The old manufacturing-based economy has pushed them out, but they can't step into the new service-oriented one until they've strengthened their skills and opened their minds to new ways of working.

"We have to get high-tech to fit into the job market, and no one's going to hire us until we do," said White, 53, a former teacher and manufacturing worker.

But now, the region's workers have another challenge: Job growth has stalled, according to a new report released this week by UNCG. The report shows that layoffs have slowed down but total employment overall has also declined nearly half a percent this year.

The thousands of jobs lost in shrinking industries such as furniture and textiles aren't being replaced quickly enough with new jobs in expanding businesses such as information services, finance and retail.

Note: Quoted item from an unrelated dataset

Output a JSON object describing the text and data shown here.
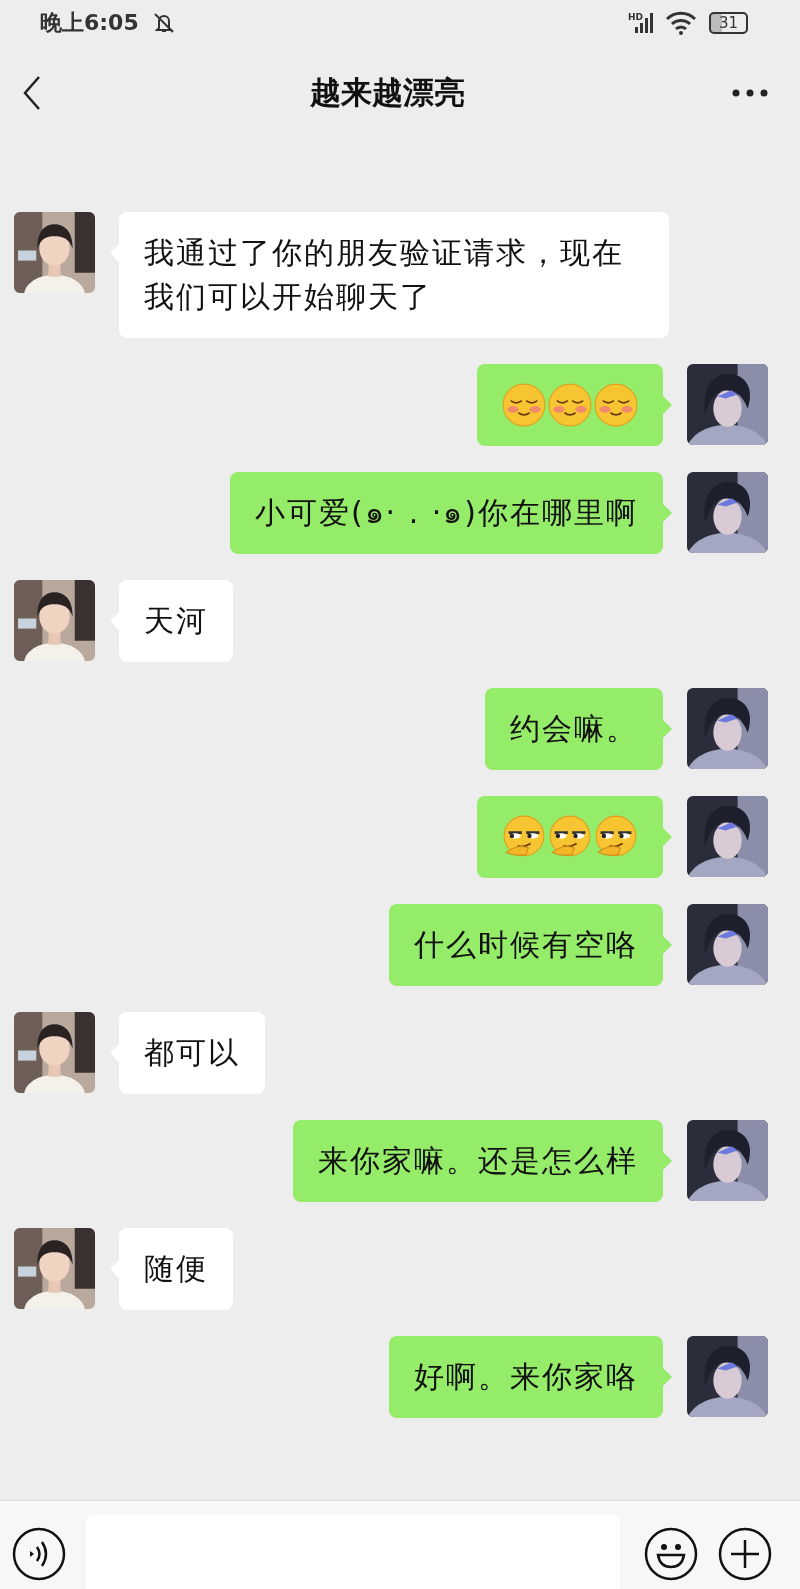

Don Jud, the economist and UNCG emeritus professor who compiled the report, said it "just shows you what a serious structural thing our economy's going through."

"And it took a long time for them to restructure, and some of them are still going through it. So this is not something that's going to be over quickly."

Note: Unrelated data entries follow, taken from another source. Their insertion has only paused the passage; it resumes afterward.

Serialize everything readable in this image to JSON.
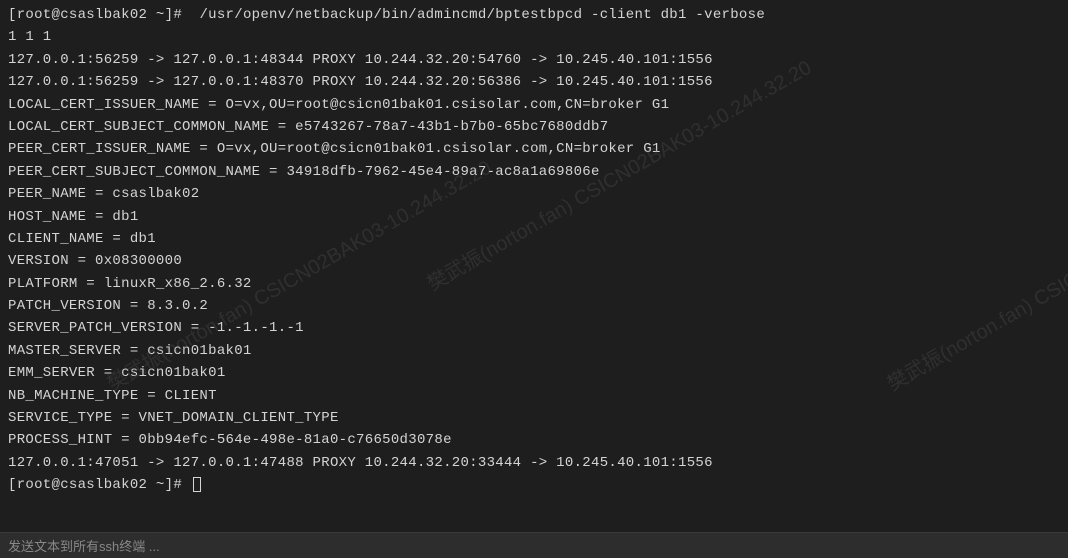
{
  "terminal": {
    "prompt1": "[root@csaslbak02 ~]#  ",
    "command": "/usr/openv/netbackup/bin/admincmd/bptestbpcd -client db1 -verbose",
    "lines": [
      "1 1 1",
      "127.0.0.1:56259 -> 127.0.0.1:48344 PROXY 10.244.32.20:54760 -> 10.245.40.101:1556",
      "127.0.0.1:56259 -> 127.0.0.1:48370 PROXY 10.244.32.20:56386 -> 10.245.40.101:1556",
      "LOCAL_CERT_ISSUER_NAME = O=vx,OU=root@csicn01bak01.csisolar.com,CN=broker G1",
      "LOCAL_CERT_SUBJECT_COMMON_NAME = e5743267-78a7-43b1-b7b0-65bc7680ddb7",
      "PEER_CERT_ISSUER_NAME = O=vx,OU=root@csicn01bak01.csisolar.com,CN=broker G1",
      "PEER_CERT_SUBJECT_COMMON_NAME = 34918dfb-7962-45e4-89a7-ac8a1a69806e",
      "PEER_NAME = csaslbak02",
      "HOST_NAME = db1",
      "CLIENT_NAME = db1",
      "VERSION = 0x08300000",
      "PLATFORM = linuxR_x86_2.6.32",
      "PATCH_VERSION = 8.3.0.2",
      "SERVER_PATCH_VERSION = -1.-1.-1.-1",
      "MASTER_SERVER = csicn01bak01",
      "EMM_SERVER = csicn01bak01",
      "NB_MACHINE_TYPE = CLIENT",
      "SERVICE_TYPE = VNET_DOMAIN_CLIENT_TYPE",
      "PROCESS_HINT = 0bb94efc-564e-498e-81a0-c76650d3078e",
      "127.0.0.1:47051 -> 127.0.0.1:47488 PROXY 10.244.32.20:33444 -> 10.245.40.101:1556"
    ],
    "prompt2": "[root@csaslbak02 ~]# "
  },
  "watermark": {
    "text": "樊武振(norton.fan)\nCSICN02BAK03-10.244.32.20"
  },
  "statusbar": {
    "text": "发送文本到所有ssh终端 ..."
  }
}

Tyson, 58, was laid off in December after nearly 17 years at tea manufacturer R. Twining & Co., which moved its operations from Greensboro to China.

She and White are enrolled in the Quick Jobs with a Future program at GTCC, which offers short, intense training in various jobs designed to help laid-off workers shift rapidly from old skills to new.

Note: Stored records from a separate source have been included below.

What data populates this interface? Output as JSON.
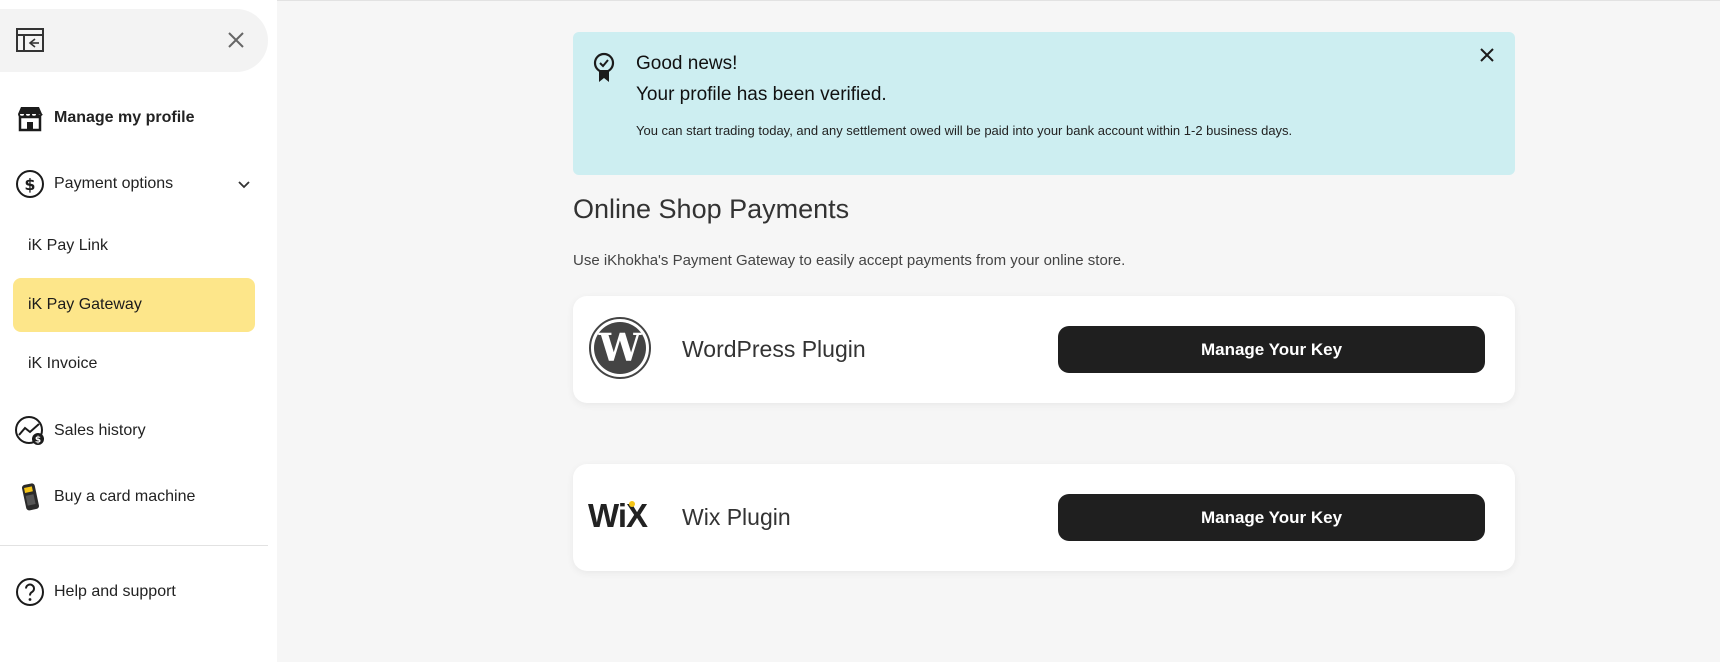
{
  "sidebar": {
    "nav": {
      "manage_profile": "Manage my profile",
      "payment_options": "Payment options",
      "sales_history": "Sales history",
      "buy_card_machine": "Buy a card machine",
      "help_support": "Help and support"
    },
    "sub_items": {
      "pay_link": "iK Pay Link",
      "pay_gateway": "iK Pay Gateway",
      "invoice": "iK Invoice"
    },
    "active_item": "iK Pay Gateway"
  },
  "banner": {
    "title": "Good news!",
    "subtitle": "Your profile has been verified.",
    "text": "You can start trading today, and any settlement owed will be paid into your bank account within 1-2 business days."
  },
  "main": {
    "title": "Online Shop Payments",
    "description": "Use iKhokha's Payment Gateway to easily accept payments from your online store.",
    "plugins": [
      {
        "name": "WordPress Plugin",
        "button": "Manage Your Key",
        "icon": "wordpress-logo"
      },
      {
        "name": "Wix Plugin",
        "button": "Manage Your Key",
        "icon": "wix-logo"
      }
    ]
  },
  "colors": {
    "banner_bg": "#cdeef1",
    "active_bg": "#fde68a",
    "button_bg": "#1f1f1f",
    "page_bg": "#f6f6f6"
  }
}
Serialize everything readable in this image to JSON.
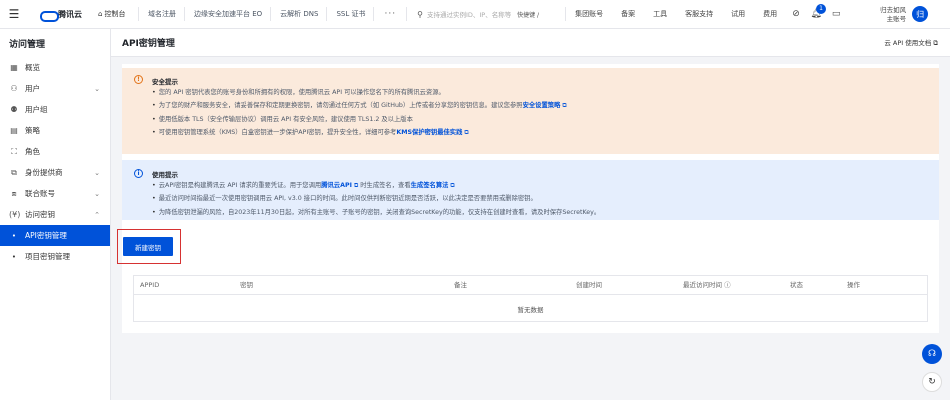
{
  "topbar": {
    "menu_icon": "hamburger-icon",
    "logo_text": "腾讯云",
    "console_label": "控制台",
    "nav": [
      "域名注册",
      "边缘安全加速平台 EO",
      "云解析 DNS",
      "SSL 证书"
    ],
    "more": "···",
    "search_placeholder": "支持通过实例ID、IP、名称等",
    "quick_label": "快捷键 /",
    "right_links": [
      "集团账号",
      "备案",
      "工具",
      "客服支持",
      "试用",
      "费用"
    ],
    "notification_count": "1",
    "user_line1": "归去如风",
    "user_line2": "主账号",
    "avatar_text": "归"
  },
  "sidebar": {
    "title": "访问管理",
    "items": [
      {
        "label": "概览",
        "icon": "grid-icon",
        "chevron": ""
      },
      {
        "label": "用户",
        "icon": "user-icon",
        "chevron": "⌄"
      },
      {
        "label": "用户组",
        "icon": "users-icon",
        "chevron": ""
      },
      {
        "label": "策略",
        "icon": "policy-icon",
        "chevron": ""
      },
      {
        "label": "角色",
        "icon": "role-icon",
        "chevron": ""
      },
      {
        "label": "身份提供商",
        "icon": "idp-icon",
        "chevron": "⌄"
      },
      {
        "label": "联合账号",
        "icon": "federation-icon",
        "chevron": "⌄"
      },
      {
        "label": "访问密钥",
        "icon": "key-icon",
        "chevron": "⌃"
      }
    ],
    "subitems": [
      "API密钥管理",
      "项目密钥管理"
    ]
  },
  "page": {
    "title": "API密钥管理",
    "doc_link": "云 API 使用文档"
  },
  "warning": {
    "title": "安全提示",
    "lines": [
      {
        "pre": "您的 API 密钥代表您的账号身份和所拥有的权限，使用腾讯云 API 可以操作您名下的所有腾讯云资源。",
        "link": "",
        "post": ""
      },
      {
        "pre": "为了您的财产和服务安全，请妥善保存和定期更换密钥，请勿通过任何方式（如 GitHub）上传或者分享您的密钥信息。建议您参照",
        "link": "安全设置策略",
        "post": ""
      },
      {
        "pre": "使用低版本 TLS（安全传输层协议）调用云 API 有安全风险，建议使用 TLS1.2 及以上版本",
        "link": "",
        "post": ""
      },
      {
        "pre": "可使用密钥管理系统（KMS）白盒密钥进一步保护API密钥，提升安全性，详细可参考",
        "link": "KMS保护密钥最佳实践",
        "post": ""
      }
    ]
  },
  "usage": {
    "title": "使用提示",
    "lines": [
      {
        "pre": "云API密钥是构建腾讯云 API 请求的重要凭证。用于您调用",
        "link": "腾讯云API",
        "post": " 时生成签名，查看",
        "link2": "生成签名算法"
      },
      {
        "pre": "最近访问时间指最近一次使用密钥调用云 API, v3.0 接口的时间。此时间仅供判断密钥近期是否活跃，以此决定是否要禁用或删除密钥。",
        "link": "",
        "post": "",
        "link2": ""
      },
      {
        "pre": "为降低密钥泄漏的风险，自2023年11月30日起，对所有主账号、子账号的密钥，关闭查询SecretKey的功能，仅支持在创建时查看，请及时保存SecretKey。",
        "link": "",
        "post": "",
        "link2": ""
      }
    ]
  },
  "new_key_button": "新建密钥",
  "table": {
    "columns": [
      "APPID",
      "密钥",
      "备注",
      "创建时间",
      "最近访问时间",
      "状态",
      "操作"
    ],
    "info_icon": "ⓘ",
    "empty_text": "暂无数据"
  },
  "float": {
    "support_icon": "headset-icon",
    "feedback_icon": "refresh-icon"
  }
}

They're studying health care billing and coding, which, fortunately for them, is in one of the fastest-growing job categories in Guilford County.

But she's excited about the process and driven by the fact that she needs a job with group health benefits. Her post-layoff insurance premiums cost more than the money she's getting from unemployment checks.

White, of Walkertown, saw her options narrow as she got older and times got harder. She has two sons, ages 21 and 15, who live at home. Only White's husband has health insurance because adding the whole family would cut too deeply into his income.

She has manufacturing experience but says those jobs are hard on women her age. She loves teaching, but she prefers to work in private Christian schools, and those jobs rarely offer pensions or benefits.

But she has high hopes: "In the medical field there's some stability," she said. "It's compatible with your age. There's some diversity, and you can get on a group medical plan."

"The state economy is growing so rapidly that the people who are laid off in these hard-hit furniture and textile areas ... they're probably finding jobs somewhere else," Jud said. "There's probably some commuting going on. Without that, our unemployment rate would be much higher."